Penggunaan pupuk organik, lanjut Iskak yang juga menjabat ketua Komisi A DPRD Kabupaten Kediri itu, pada prinsipnya sangat baik karena menyuburkan lahan pertanian. Selama ini, sudah banyak petani yang menggunakan pupuk kandang (organik). “Hanya saja, caranya masih tradisional,--kotoran hewan ditabur begitu saja di lahan pertanian,” tambahnya.
Alangkah baiknya, lanjut dia, kalau kotoran itu difrekmentasi lebih dulu sehingga hasilnya lebih baik. “Ini yang perlu digalakkan di kalangan petani dan harus bersabar. Tidak sekadar kotoran dilempar begitu saja di sawah,” tambahnya.
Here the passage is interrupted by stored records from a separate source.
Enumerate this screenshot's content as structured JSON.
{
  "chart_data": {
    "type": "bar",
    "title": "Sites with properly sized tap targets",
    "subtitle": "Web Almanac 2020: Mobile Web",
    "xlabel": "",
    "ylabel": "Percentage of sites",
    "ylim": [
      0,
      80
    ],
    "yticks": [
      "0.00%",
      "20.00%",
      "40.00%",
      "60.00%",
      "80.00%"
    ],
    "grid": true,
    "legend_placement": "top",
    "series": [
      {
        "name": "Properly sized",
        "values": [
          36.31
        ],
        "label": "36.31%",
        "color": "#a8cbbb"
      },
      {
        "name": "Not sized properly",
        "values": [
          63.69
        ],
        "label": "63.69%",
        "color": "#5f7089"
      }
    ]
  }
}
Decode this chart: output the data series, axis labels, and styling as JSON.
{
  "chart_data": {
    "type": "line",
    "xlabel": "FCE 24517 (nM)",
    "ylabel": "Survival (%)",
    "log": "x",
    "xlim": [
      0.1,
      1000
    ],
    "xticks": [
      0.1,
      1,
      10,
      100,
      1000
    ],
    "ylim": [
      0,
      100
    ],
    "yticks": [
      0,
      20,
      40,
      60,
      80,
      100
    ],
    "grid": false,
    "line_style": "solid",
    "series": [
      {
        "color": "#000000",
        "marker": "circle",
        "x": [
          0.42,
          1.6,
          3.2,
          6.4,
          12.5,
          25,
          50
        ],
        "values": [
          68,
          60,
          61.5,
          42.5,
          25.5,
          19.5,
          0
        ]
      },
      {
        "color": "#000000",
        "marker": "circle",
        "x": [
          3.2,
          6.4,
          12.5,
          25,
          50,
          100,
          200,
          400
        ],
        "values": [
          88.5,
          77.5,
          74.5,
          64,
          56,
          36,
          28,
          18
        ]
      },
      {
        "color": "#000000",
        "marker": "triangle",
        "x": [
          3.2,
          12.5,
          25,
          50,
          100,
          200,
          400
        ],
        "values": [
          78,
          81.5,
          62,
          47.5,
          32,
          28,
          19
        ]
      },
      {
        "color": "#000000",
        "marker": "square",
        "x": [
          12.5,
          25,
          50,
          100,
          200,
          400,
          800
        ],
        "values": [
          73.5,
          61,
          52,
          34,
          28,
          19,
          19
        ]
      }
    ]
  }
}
Sementara itu, Amriyanto, Ketua Komisi B sudah mersponnya dan akan memanggil Satun Kerja (Satket) terkait. Selain itu, pihaknya akan berkonsultasi dengan pusat mapun Pemprov Jatim, karena adanya kebijakan bahwa penggunaan pupuk organik untuk digalakkan di kalangan petani.
Di sejumlah daerah di Kabupaten Kediri, sudah ada kelompok tani yang memproduksi pupuk organik yang berbahan kotoran hewan dan dedaunan. Diterapkannya peredaran pupuk paket, selain akan memberatkan petani juga megancam usaha kelompok tani di bidang pupuk organik.
Salah satunya produksi pupuk organik yang dikembangkan Kelompok Tani (KT) Sri Rejeki di Desa Kandangan, Kecamatan Pagu. KT Sri Rejeki setiap hari mampu memproduksi antara 5- 6 ton pupuk organik berupa grandul, bogasi dan pupuk organik cair. Jika kondisi mendung, produksi dapat terhambat karena bahan baku,--kotoran hewan tidak bisa cepat kering. Konsumen pupuk organik ini kebanyakan petani Kab. Kediri.
Ketua KT Sri Rejeki, Rakidi mengatakan usahanya memang masih terbatas. Peralatannya berupa mesin pemroses pupuk, satu alat penghancur bahan baku yang kebanyakan dari kotoran hewan. Alat ini juga bantuan dari Pemprov Jatim yang diberikan setahun lalu.
Petani di sekitarnya, lanjut dia Rakidi, sebagian sudah beralih ke pupuk organik dan sebagian masih mencampur dengan pupuk kimia.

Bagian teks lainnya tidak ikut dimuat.